Sharpness looked mostly positive. A little softness cropped up during occasional shots, but the majority of the film was fairly accurate and distinctive.
I witnessed no shimmering or jaggies, and edge haloes remained absent. As expected, the film lacked any print flaws.
In terms of palette, Erased went with a subdued take on orange and teal. Within the stylistic choices, the hues seemed fine.
Blacks were deep and tight, and shadows looked smooth and clear for the most part, though some nighttime shots could be a little dim. Nothing about the image dazzled, but it seemed satisfactory.

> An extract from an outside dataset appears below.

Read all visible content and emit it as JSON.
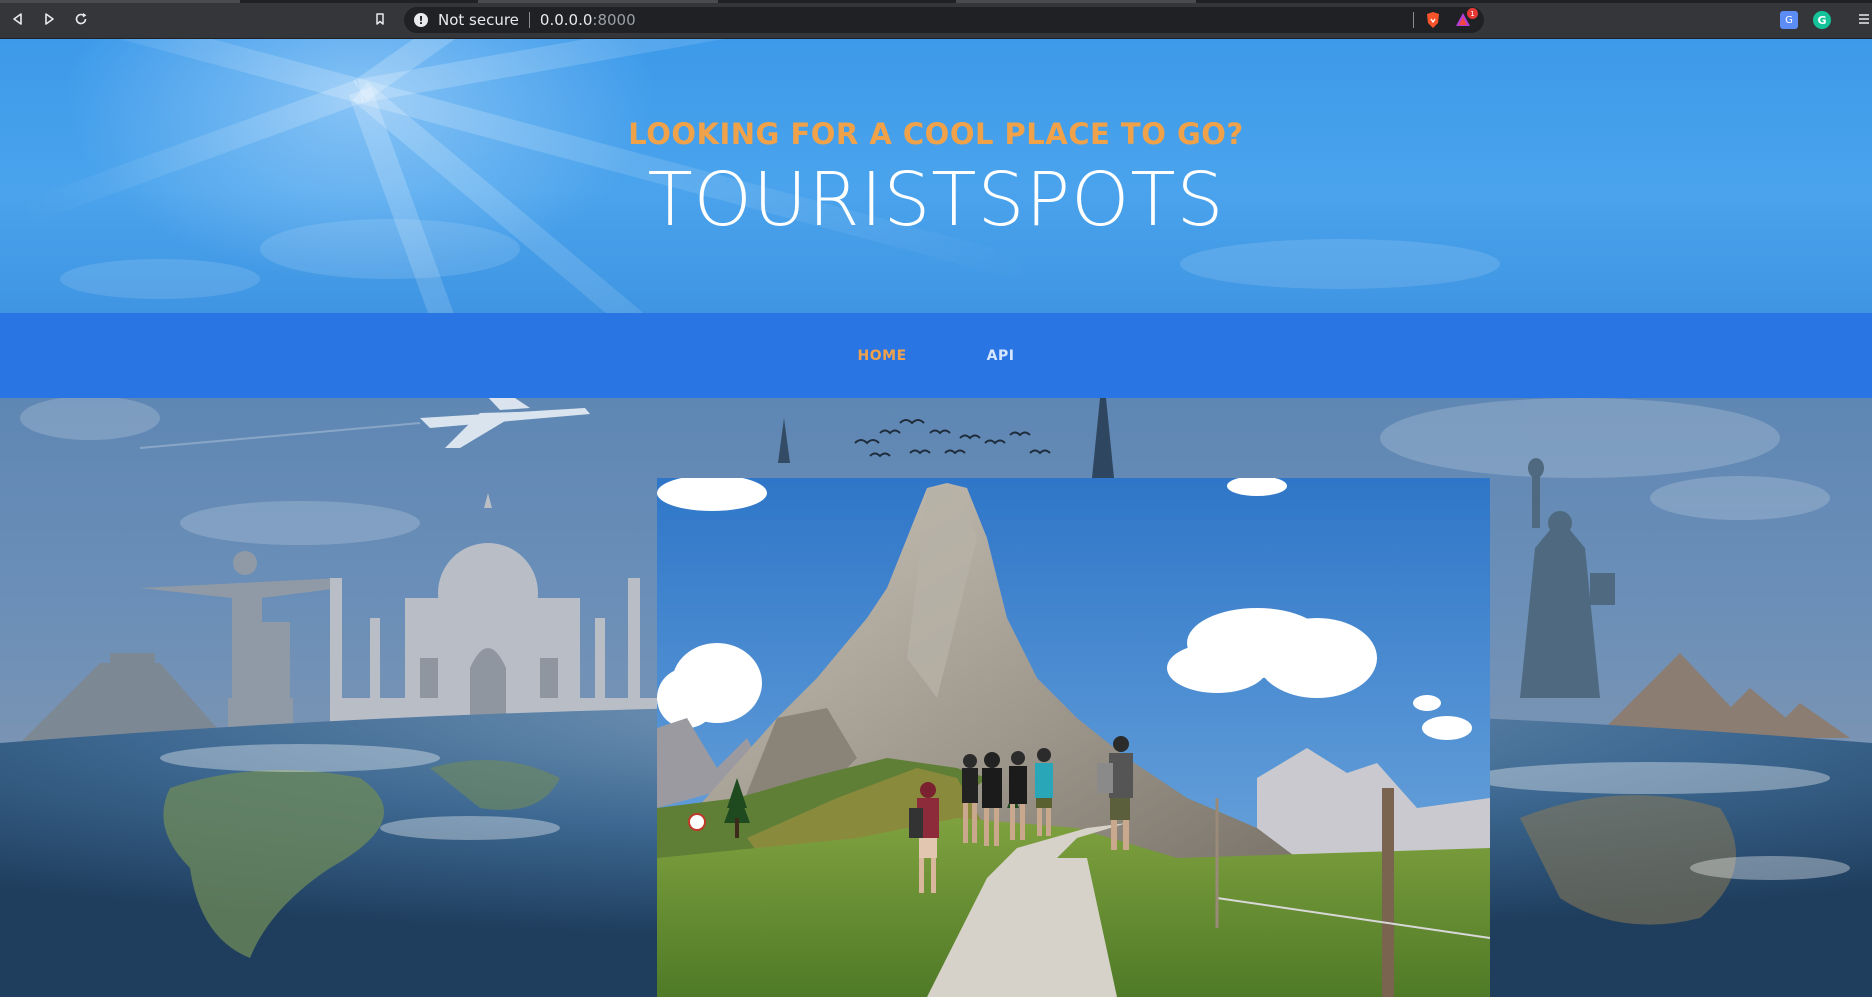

In addition, the movie’s DTS-HD MA 5.1 soundtrack suited the story, so this meant the soundscape accentuated general atmosphere and not much else. Outside of sports and party sequences, I couldn’t detect much that added particular dimensionality. The elements brought a little breadth but not much.
Audio quality appeared good. Speech seemed distinctive and concise, without roughness or brittleness.
Music was warm and full, and effects came across as accurate. This ended up as a serviceable mix for a character drama.
As we head to extras, we get three featurettes, and we open with Jared Revealed. It fills three minutes, 10 seconds with comments from writer/actor/director Joel Edgerton, producer Kerry Kohansky-Roberts, author Garrard Conley, and actor Lucas Hedges.
“Revealed” looks at the lead character and Hedges’ performance. With so little time at its disposal, “Revealed” becomes little more than promotional content.
With Becoming the Eamons, we get a five-minute, 41-second reel with Edgerton, Conley, Hedges, and Kohansky-Roberts. “Becoming” gives us more cast/character information. It’s good to hear a little from the real “Jared”, but like “Revealed”, this one lacks much depth.
Man Consumed lasts four minutes, 32 seconds and features Edgerton, Conley, Hedges, Kohansky-Roberts and actors Flea, David Joseph Craig and Troye Sivan. “Consumed” discusses Edgerton’s work on the film, and it brings us another mediocre overview.
23 Extended and Deleted Scenes take up a total of 32 minutes, 54 seconds. Some of these show more of the pressure Jared feels to be straight, and we get additional material with his high school girlfriend.
Other clips offer basic expansions of some characters and themes. The elements related to Jared’s stabs at heterosexuality work best, but they’re unnecessary, as we already sense those issues in the final cut.
The rest of the scenes also feel redundant for the most part. Don’t expect anything to stand out as important or necessary to tell the movie’s narrative.
The disc opens with ads for Green Book, Collette, The Bookshop, What They Had and Operation Finale. No trailer for Erased appears here.
Despite a reality-based story with enormous dramatic potential and an excellent cast, Boy Erased ends up as a surprisingly flat endeavor. Too much of it feels bloodless and without the necessary dynamic punch. The Blu-ray brings acceptable picture and audio along with supplements highlighted by a slew of deleted scenes. Erased tells a valuable tale in an overly detached manner.